Aksi baku tembak bak koboi ini berlangsung di rumah singgah Irjen Ferdy Sambo di Komplek Polri, Duren Tiga, Jakarta Selatan.

Kala itu, disampaikan, berdasarkan hasil olah tempat kejadian perkara (TKP), Brigadir J memegang senajata jenis HS-16 dan tertinggal 9 peluru di magazennya Artinya, dia memuntahkan tujuh peluru.

Sementara Bharada E menggunakan senjata Glock 17 dengan magasen maksimum 17 butir peluru.

"Dan kami menemukan di TKP tersisa dalam magasin tersebut 12 peluru. Artinya ada 5 peluru yang dimuntahkan. Atau di tembakan," ujar Budhi.

Tetapi, dalam baku tembak itu, hanya Brigadir J yang mengalami luka atau tertembak. Sedangkan, Bharada E 'bersih' atau tak terluka sedikitpun.

Kemudian, baku tembak itupun disebut karena Brigadir J panik setelah aksi percobaan pelecehannya terhadap istri Irjen Ferdy Sambo gagal.

Dia menembak Bharada E yang saat itu menghampiri Putri Candrawathi karena berteriak. Artinya, Brigadir J yang memulai dan Bharada E hanya melakukan pembelaan diri.

Rangkaian kejadian ini seolah terbantahkan saat Bharada E ditetapkan sebagai tersangka. Sebab, timsus justru menyebut tewasnya Brigadir J karena dibunuh.

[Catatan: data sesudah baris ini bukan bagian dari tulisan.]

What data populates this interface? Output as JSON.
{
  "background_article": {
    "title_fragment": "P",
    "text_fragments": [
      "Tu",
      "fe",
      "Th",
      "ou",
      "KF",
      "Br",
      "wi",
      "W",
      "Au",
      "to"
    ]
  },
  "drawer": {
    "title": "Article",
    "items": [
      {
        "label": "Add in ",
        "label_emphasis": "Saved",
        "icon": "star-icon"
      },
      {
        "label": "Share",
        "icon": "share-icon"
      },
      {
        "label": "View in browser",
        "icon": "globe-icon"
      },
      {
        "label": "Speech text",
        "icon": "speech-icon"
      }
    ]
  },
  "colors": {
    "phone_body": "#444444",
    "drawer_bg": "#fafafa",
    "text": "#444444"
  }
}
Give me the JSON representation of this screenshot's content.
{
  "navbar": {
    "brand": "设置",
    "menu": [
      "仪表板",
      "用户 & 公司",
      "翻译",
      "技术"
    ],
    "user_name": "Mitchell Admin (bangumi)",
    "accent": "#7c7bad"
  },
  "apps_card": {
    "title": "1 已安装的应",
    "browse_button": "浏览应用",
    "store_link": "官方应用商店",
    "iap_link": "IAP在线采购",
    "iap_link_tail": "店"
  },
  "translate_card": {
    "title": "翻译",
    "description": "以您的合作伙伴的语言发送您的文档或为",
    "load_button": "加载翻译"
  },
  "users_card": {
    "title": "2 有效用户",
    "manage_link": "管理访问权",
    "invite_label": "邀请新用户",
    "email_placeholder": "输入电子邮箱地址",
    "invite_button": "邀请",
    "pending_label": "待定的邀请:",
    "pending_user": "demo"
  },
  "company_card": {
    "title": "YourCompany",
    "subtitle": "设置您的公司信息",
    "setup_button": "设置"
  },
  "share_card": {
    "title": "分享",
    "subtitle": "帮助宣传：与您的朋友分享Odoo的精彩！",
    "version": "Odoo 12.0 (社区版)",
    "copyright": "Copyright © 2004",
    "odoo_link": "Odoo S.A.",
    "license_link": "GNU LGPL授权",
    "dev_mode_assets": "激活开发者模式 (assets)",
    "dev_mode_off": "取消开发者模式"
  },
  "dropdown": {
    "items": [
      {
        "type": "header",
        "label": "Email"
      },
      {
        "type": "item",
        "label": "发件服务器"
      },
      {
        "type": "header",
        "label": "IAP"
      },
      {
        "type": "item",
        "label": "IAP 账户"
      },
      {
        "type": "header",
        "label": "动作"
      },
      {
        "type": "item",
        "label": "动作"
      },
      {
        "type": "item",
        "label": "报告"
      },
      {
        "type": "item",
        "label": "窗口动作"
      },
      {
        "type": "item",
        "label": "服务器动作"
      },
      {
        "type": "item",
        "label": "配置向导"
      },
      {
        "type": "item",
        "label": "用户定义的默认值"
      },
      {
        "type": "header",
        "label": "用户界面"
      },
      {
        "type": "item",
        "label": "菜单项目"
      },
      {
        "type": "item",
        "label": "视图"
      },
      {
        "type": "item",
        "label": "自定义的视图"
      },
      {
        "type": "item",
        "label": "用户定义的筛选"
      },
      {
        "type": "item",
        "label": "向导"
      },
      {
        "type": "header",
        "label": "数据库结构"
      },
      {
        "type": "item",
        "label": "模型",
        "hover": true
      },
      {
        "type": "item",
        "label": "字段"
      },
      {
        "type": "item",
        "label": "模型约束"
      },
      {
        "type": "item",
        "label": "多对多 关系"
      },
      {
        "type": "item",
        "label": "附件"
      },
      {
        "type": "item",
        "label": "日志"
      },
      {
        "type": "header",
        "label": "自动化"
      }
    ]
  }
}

Di kasus ini, timsus mempersangkakan Bharada E dengan Pasal 338 KUHP tentang pembunuhan juncto Pasal 55 dan Pasal 56 KUHP.

Ini artinya, kasus pembunuhan Brigadir J yang terjadi hampir satu bulan lalu ditengarai tak dilakukan Bharada E seorang diri. Diduga masih ada pihak lain terlibat kasus yang menyedot perhatian publik ini.

"Pemeriksaan belum selesai, masih dalam pengembangan,” kata Direktur Tindak Pidana Umum Bareskrim Polri Brigjen Andi Rian.

Termasuk soal aksi bela diri. Dengan hasil penyidikan sementara, timsus membantah semua dugaan.

"Bukan bela diri," kata Brigjen Andi.

Saksi Kunci

Tak hanya itu, temuan timsus juga menepis mengenai CCTV yang menjadi saksi kunci untuk mengungkap pembunuhan Brigadi J.

Di awal penyelidikan, Kombes Budhi Herdi menyatakan seluruh CCTV di lokasi kejadian rusak. Bahkan, sejak dua minggu sebelum insiden berdarah itu terjadi.

Sehingga, pihaknya kesulian untuk mengungkap kasus tersebut.

Tetapi, Kapolri Jenderal Listyo Sigit justru seolah membantah pernyataan itu. Dia menyatakan ada upaya sengaja merusak atau menghilangkan 'saksi kunci' tersebut.

Jenderal bintang empat ini tegas menyebut sudah mengetahui penyebab di balik semua itu. Bahkan, identitas pelaku penghilang dan perusak CCTV sudah dikantongi.

"Ada CCTV rusak yang diambil pada saat di satpam dan itu juga sudah kita dalami dan kita sudah mendapatkan bagaimana proses pengambilan," ujar Jenderal Sigit.

Menurutnya, timsus yang dibentuknya, sudah mengantongi identitas pelaku. Bahkan, sudah dimintai keterangan perihal aksi tersebut.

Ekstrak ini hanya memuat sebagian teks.